Sunday, January 3, 2016

Dopapod at the Gramercy Theatre

Eli Winderman, Rob Compra and Chuck Jones
Dopapod originated in 2007, playing at college basement parties in and around Boston, Massachusetts. It was an odd mix of musicians -- various members were committed to heavy metal, progressive rock, jazz and funk -- but they discovered that if they each brought his inspiration, they created a unique collective sound. The band's fourth and most recent album is 2014's Never Odd Or Even, which fans received as a free download. Dopapod presently consists of keyboardist Eli Winderman, guitarist Rob Compra, bassist Chuck Jones and drummer Scotty Zwang.

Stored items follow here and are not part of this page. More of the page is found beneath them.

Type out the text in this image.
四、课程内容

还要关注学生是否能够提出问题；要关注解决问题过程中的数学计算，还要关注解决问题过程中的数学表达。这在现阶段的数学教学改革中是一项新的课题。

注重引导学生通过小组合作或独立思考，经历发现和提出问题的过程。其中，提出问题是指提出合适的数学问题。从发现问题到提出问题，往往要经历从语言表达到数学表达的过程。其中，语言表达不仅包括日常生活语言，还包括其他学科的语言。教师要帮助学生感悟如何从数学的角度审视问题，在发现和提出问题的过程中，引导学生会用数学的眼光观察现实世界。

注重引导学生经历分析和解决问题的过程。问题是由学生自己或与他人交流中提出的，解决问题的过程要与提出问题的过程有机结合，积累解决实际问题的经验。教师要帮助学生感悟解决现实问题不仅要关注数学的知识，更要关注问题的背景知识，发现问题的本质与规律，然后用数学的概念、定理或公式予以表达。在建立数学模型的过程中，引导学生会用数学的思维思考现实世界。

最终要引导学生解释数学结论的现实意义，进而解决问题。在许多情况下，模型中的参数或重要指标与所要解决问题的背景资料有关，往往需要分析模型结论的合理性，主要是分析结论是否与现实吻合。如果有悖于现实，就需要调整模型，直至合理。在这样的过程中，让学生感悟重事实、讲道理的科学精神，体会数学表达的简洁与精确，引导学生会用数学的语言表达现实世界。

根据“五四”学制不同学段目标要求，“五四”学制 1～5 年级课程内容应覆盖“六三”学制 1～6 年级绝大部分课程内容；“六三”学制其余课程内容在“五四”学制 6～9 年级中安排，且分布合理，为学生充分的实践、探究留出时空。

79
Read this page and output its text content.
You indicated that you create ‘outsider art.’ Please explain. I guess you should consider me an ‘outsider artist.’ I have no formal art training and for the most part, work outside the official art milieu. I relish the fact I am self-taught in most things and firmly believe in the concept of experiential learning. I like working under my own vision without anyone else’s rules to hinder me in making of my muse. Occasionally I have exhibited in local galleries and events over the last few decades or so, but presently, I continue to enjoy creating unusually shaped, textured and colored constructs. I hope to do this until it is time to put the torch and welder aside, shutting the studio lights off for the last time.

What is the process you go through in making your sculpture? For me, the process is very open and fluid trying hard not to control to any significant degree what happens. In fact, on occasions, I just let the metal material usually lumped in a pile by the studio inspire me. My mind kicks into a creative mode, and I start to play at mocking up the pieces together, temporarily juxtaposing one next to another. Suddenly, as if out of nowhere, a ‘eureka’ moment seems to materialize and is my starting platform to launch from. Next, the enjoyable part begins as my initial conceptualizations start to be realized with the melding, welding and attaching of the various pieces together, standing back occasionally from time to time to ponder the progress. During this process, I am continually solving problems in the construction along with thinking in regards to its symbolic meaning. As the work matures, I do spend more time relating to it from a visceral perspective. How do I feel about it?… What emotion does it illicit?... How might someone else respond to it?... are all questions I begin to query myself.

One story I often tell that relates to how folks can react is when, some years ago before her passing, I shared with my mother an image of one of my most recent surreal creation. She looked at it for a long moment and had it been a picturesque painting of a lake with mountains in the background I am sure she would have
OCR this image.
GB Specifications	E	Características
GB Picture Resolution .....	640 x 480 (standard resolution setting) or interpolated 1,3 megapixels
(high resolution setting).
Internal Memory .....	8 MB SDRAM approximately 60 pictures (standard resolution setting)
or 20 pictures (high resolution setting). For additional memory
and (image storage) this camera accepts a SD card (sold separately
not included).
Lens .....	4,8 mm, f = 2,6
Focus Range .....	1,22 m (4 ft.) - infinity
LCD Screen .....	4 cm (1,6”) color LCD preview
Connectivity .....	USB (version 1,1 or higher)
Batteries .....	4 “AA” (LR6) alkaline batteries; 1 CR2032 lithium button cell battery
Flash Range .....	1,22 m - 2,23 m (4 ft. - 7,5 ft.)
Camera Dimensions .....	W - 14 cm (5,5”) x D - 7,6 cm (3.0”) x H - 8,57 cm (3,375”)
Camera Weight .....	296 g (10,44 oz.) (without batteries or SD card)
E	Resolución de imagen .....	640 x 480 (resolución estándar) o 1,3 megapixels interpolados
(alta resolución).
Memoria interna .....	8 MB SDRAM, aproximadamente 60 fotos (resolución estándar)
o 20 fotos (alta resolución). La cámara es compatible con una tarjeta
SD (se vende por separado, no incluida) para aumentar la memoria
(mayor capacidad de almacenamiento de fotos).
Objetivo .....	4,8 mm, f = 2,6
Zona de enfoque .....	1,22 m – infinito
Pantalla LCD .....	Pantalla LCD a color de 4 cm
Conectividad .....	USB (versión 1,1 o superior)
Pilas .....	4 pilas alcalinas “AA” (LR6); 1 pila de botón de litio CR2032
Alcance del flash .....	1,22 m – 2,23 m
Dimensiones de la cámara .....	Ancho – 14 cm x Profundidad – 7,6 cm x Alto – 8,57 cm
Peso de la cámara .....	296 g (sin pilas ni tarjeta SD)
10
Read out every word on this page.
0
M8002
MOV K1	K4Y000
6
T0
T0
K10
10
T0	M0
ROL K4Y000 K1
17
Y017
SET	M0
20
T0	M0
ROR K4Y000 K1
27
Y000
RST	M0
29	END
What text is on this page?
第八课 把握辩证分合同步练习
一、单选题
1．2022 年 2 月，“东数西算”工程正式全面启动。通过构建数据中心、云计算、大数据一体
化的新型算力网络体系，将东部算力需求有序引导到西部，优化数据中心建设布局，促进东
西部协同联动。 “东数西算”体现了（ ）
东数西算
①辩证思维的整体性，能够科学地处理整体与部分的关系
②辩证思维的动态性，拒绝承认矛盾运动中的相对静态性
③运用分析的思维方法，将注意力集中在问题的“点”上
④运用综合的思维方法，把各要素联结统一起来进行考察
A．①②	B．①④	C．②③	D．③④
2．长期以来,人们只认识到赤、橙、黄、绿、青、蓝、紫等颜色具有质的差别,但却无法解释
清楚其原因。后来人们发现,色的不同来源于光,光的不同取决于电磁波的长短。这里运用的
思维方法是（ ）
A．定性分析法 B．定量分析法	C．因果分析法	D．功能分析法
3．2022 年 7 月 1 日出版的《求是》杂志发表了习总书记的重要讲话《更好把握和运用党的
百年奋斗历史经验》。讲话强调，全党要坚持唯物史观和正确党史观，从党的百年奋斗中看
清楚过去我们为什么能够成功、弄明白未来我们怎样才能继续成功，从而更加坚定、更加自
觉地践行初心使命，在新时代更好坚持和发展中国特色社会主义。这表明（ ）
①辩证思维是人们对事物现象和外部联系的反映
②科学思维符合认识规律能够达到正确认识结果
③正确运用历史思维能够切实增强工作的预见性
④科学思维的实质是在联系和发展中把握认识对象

Dopapod performed a Phish after-party at the Gramercy Theatre tonight that started after 1 a.m. As Dopapod normally does, the band played for over two hours, featuring extended songs that were partly structured and partly improvised. Never mind that when the group played the same venue in 2014, the show was cut short when an overhead speaker caught fire. Adrian Tramontano of Kung Fu and the Breakfast guested on barely-heard congas for the full concert, and Craig Brodhead of Turkuaz played guitar on "Piazole." Towards the end of the evening, however, Tramontano moved to the keyboards, Winderman played drums, Zwang played the congas and Brodhead returned to play bass on "Onionhead." Throughout the set, songs melted into each other without pause, driven by steady funky bass lines. Aside from the two guest musicians, the biggest surprise was the band's debut of Talking Head's "Burning Down the House" about an hour into the set. Dopapod also mysteriously sneaked in quick snippets of what sounded like Cher's "Bang Bang (My Baby Shot Me Down)," Phish's "Bathtub Gin" and AC/DC's "T.N.T.," perhaps for humor's sake. Overall, the complex jams were crisp and fiery from beginning to end. The sporadic lyrics provided both hooks and hinges through the set. Luke Stratton's spectacular light show was perhaps a bit too much, however, possibly distracting from the music itself. Nevertheless, even when the musicians could not be seen due to the blinding lights, the band's deep grooves and intricate interplay stood out mightily.